The U.S. Securities and Exchange Commission and Commodity Futures Trading Commission will hold a joint public roundtable on Sept. 29 to address regulatory clarity for cryptocurrency markets, focusing on decentralized finance protocols, perpetual contracts and other digital asset innovations.
The four-hour session at SEC headquarters in Washington will be webcast live and represents a significant collaborative effort between the two agencies that have traditionally operated with overlapping but distinct jurisdictions over crypto assets.
The roundtable follows a joint staff statement issued earlier this week emphasizing regulatory harmonization.
“It is a new day at the SEC and the CFTC,” SEC Chairman Paul Atkins and CFTC Acting Chairman Caroline Pham said in a joint statement announcing the event.
The regulators said they aim to ensure U.S. markets remain competitive while fostering innovation in digital assets through unified regulatory frameworks.
The roundtable will examine key areas including 24/7 cryptocurrency trading markets, event contracts, perpetual derivatives contracts, and the rapidly growing DeFi sector.
Regulators plan to explore streamlining reporting standards, harmonizing product definitions, and creating more efficient market structures while reducing regulatory barriers to innovation.
Among the critical issues to be addressed are capital and margin requirements for crypto products, as well as potential exemptions for new and innovative digital assets.
The discussion comes as the crypto industry has repeatedly called for clearer regulatory guidance amid concerns that regulatory uncertainty has hindered U.S. market development.
The collaborative approach marks a notable shift in regulatory strategy.
Both agencies have faced criticism from industry participants who argue that jurisdictional overlap and conflicting guidance have created compliance challenges and driven some crypto businesses offshore.
On Sept. 5, the SEC and CFTC issued a joint clarification stating that U.S. exchanges can list and facilitate trading of certain spot cryptocurrency assets provided they comply with existing regulations.
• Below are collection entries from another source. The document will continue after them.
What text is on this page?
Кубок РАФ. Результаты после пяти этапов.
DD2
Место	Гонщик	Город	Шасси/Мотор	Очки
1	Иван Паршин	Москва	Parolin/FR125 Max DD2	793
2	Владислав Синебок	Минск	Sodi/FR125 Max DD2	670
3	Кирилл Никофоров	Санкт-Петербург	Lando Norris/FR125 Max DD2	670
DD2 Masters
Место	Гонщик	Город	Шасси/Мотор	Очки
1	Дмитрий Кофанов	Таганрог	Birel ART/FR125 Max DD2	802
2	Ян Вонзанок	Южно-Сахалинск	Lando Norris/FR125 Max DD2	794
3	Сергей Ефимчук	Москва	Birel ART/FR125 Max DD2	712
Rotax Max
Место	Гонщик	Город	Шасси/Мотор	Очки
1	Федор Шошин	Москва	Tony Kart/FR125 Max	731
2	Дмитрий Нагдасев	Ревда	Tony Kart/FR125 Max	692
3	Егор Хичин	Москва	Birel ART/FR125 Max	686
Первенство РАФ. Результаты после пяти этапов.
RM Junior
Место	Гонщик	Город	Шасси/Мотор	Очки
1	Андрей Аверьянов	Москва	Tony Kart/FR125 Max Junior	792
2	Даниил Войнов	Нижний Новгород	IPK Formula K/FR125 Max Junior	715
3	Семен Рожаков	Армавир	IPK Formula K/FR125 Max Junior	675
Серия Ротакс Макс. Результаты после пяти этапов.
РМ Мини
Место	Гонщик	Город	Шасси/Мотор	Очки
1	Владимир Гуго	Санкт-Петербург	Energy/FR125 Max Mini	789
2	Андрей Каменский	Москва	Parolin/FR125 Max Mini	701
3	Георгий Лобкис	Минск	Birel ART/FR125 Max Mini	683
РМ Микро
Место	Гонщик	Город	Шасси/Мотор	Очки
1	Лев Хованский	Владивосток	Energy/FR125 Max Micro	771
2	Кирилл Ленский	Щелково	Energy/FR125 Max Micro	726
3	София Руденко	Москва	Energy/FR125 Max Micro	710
The announcement addressed a key area of uncertainty that has persisted as traditional financial institutions and exchanges seek to expand their crypto offerings.
The regulatory clarity initiative comes as the cryptocurrency market continues to evolve rapidly, with DeFi protocols handling billions of dollars in transactions and perpetual contracts becoming increasingly popular among institutional and retail traders.
Industry stakeholders have long sought definitive guidance on which assets fall under securities laws versus commodity regulations.
The roundtable format will allow for input from industry participants, legal experts, and other stakeholders in shaping future regulatory approaches.